“还有这讲究吗,我怎么不知道,别自己给自己找那么多心理负担,我都觉得你这两巴掌打的好,打的清醒。
还有那个,那个,狗剩,别在那瞎别扭了,不愿意学习就过来驾车是你的不对,下次不能这样了。
明白了吗。”
“明白了,响弦神父。”
“知错就改,就是好孩子。”
响弦透过帘子看着头顶上的那条妖龙,揉了揉自己已经恢复如常的脸。
“但是字是必须认的,书也是必须学的,从算算日子,你的那些小伙伴也差不多和薇薇安娜到地方了。
你也不能落了速度,明天你就和乔斯达神父学习,知道吗。
汉语、英语都要学,两种字都要会认。
从明天开始,我和乔斯达神父就都用英语说话,我就不信,你这都学不会。
等到时候你去英国了,必须是一口地道的老伦敦腔,就是本地人都挑不出你的毛病才行。”
“可我明天还要驾车和做饭呢!”
“那就一边驾车一边学吗,驾车又不需要动脑子。
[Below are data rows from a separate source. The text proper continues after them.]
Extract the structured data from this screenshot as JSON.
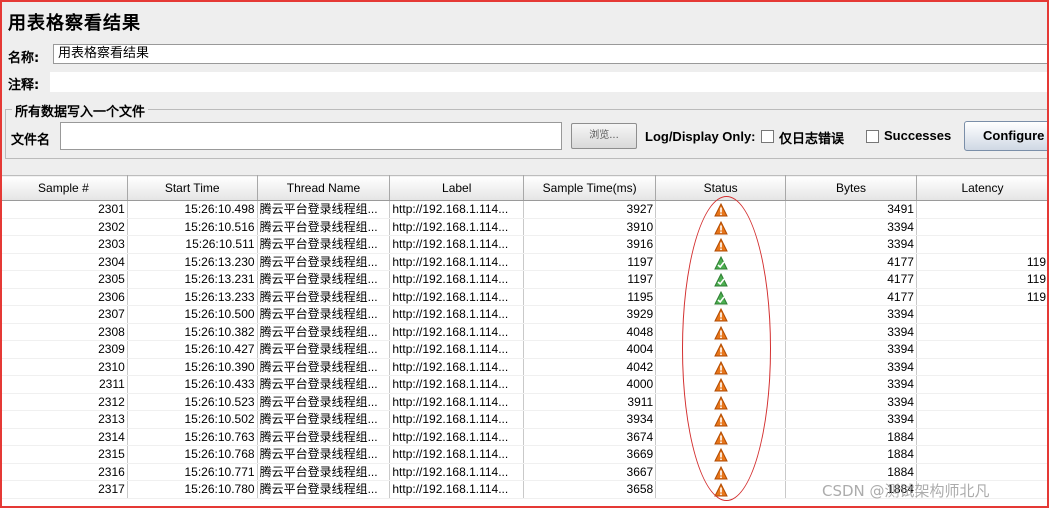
{
  "panel": {
    "title": "用表格察看结果",
    "name_label": "名称:",
    "name_value": "用表格察看结果",
    "comment_label": "注释:",
    "comment_value": ""
  },
  "file_section": {
    "title": "所有数据写入一个文件",
    "filename_label": "文件名",
    "filename_value": "",
    "browse_label": "浏览...",
    "log_display_label": "Log/Display Only:",
    "errors_only_label": "仅日志错误",
    "errors_only_checked": false,
    "successes_label": "Successes",
    "successes_checked": false,
    "configure_label": "Configure"
  },
  "table": {
    "columns": [
      "Sample #",
      "Start Time",
      "Thread Name",
      "Label",
      "Sample Time(ms)",
      "Status",
      "Bytes",
      "Latency"
    ],
    "rows": [
      {
        "sample": "2301",
        "start": "15:26:10.498",
        "thread": "腾云平台登录线程组...",
        "label": "http://192.168.1.114...",
        "time": "3927",
        "status": "warning",
        "bytes": "3491",
        "latency": ""
      },
      {
        "sample": "2302",
        "start": "15:26:10.516",
        "thread": "腾云平台登录线程组...",
        "label": "http://192.168.1.114...",
        "time": "3910",
        "status": "warning",
        "bytes": "3394",
        "latency": ""
      },
      {
        "sample": "2303",
        "start": "15:26:10.511",
        "thread": "腾云平台登录线程组...",
        "label": "http://192.168.1.114...",
        "time": "3916",
        "status": "warning",
        "bytes": "3394",
        "latency": ""
      },
      {
        "sample": "2304",
        "start": "15:26:13.230",
        "thread": "腾云平台登录线程组...",
        "label": "http://192.168.1.114...",
        "time": "1197",
        "status": "success",
        "bytes": "4177",
        "latency": "119"
      },
      {
        "sample": "2305",
        "start": "15:26:13.231",
        "thread": "腾云平台登录线程组...",
        "label": "http://192.168.1.114...",
        "time": "1197",
        "status": "success",
        "bytes": "4177",
        "latency": "119"
      },
      {
        "sample": "2306",
        "start": "15:26:13.233",
        "thread": "腾云平台登录线程组...",
        "label": "http://192.168.1.114...",
        "time": "1195",
        "status": "success",
        "bytes": "4177",
        "latency": "119"
      },
      {
        "sample": "2307",
        "start": "15:26:10.500",
        "thread": "腾云平台登录线程组...",
        "label": "http://192.168.1.114...",
        "time": "3929",
        "status": "warning",
        "bytes": "3394",
        "latency": ""
      },
      {
        "sample": "2308",
        "start": "15:26:10.382",
        "thread": "腾云平台登录线程组...",
        "label": "http://192.168.1.114...",
        "time": "4048",
        "status": "warning",
        "bytes": "3394",
        "latency": ""
      },
      {
        "sample": "2309",
        "start": "15:26:10.427",
        "thread": "腾云平台登录线程组...",
        "label": "http://192.168.1.114...",
        "time": "4004",
        "status": "warning",
        "bytes": "3394",
        "latency": ""
      },
      {
        "sample": "2310",
        "start": "15:26:10.390",
        "thread": "腾云平台登录线程组...",
        "label": "http://192.168.1.114...",
        "time": "4042",
        "status": "warning",
        "bytes": "3394",
        "latency": ""
      },
      {
        "sample": "2311",
        "start": "15:26:10.433",
        "thread": "腾云平台登录线程组...",
        "label": "http://192.168.1.114...",
        "time": "4000",
        "status": "warning",
        "bytes": "3394",
        "latency": ""
      },
      {
        "sample": "2312",
        "start": "15:26:10.523",
        "thread": "腾云平台登录线程组...",
        "label": "http://192.168.1.114...",
        "time": "3911",
        "status": "warning",
        "bytes": "3394",
        "latency": ""
      },
      {
        "sample": "2313",
        "start": "15:26:10.502",
        "thread": "腾云平台登录线程组...",
        "label": "http://192.168.1.114...",
        "time": "3934",
        "status": "warning",
        "bytes": "3394",
        "latency": ""
      },
      {
        "sample": "2314",
        "start": "15:26:10.763",
        "thread": "腾云平台登录线程组...",
        "label": "http://192.168.1.114...",
        "time": "3674",
        "status": "warning",
        "bytes": "1884",
        "latency": ""
      },
      {
        "sample": "2315",
        "start": "15:26:10.768",
        "thread": "腾云平台登录线程组...",
        "label": "http://192.168.1.114...",
        "time": "3669",
        "status": "warning",
        "bytes": "1884",
        "latency": ""
      },
      {
        "sample": "2316",
        "start": "15:26:10.771",
        "thread": "腾云平台登录线程组...",
        "label": "http://192.168.1.114...",
        "time": "3667",
        "status": "warning",
        "bytes": "1884",
        "latency": ""
      },
      {
        "sample": "2317",
        "start": "15:26:10.780",
        "thread": "腾云平台登录线程组...",
        "label": "http://192.168.1.114...",
        "time": "3658",
        "status": "warning",
        "bytes": "1884",
        "latency": ""
      }
    ]
  },
  "icons": {
    "warning": "warning-icon",
    "success": "success-icon"
  },
  "colors": {
    "highlight_border": "#e53935",
    "warning_fill": "#e8761a",
    "success_fill": "#4caf50"
  },
  "watermark": "CSDN @测试架构师北凡"
}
”
狗剩顿时如丧考妣,整个人都躺在冰冷的木板上,就连眼神都灰暗了不少。
响弦一看这样,心情立马好了不少,最后残余剩下的那点不快也烟消云散了。
血雨依旧在下,三个失去话题的男人就在轿子里失去了语言。
提灯一如既往的散发着温暖的光芒,响弦掏出阿西娅给他写的信又看了一遍,恍恍惚惚的就进入了梦乡。
又没过多久,就连狗剩和神父也困顿的睡着了。
下血雨的时候,就算是妖魔也会暂时蛰伏,在这个难得平静的时候。
但有些东西并没有选择安宁。
一条蛇在这腥风血雨中快速地爬行,时不时地还站起前身来四处张望。
在看到响弦他们的马车之后,它就灵巧地从爬上来马车的车轮,然后顺着轿子的窗户爬了进来。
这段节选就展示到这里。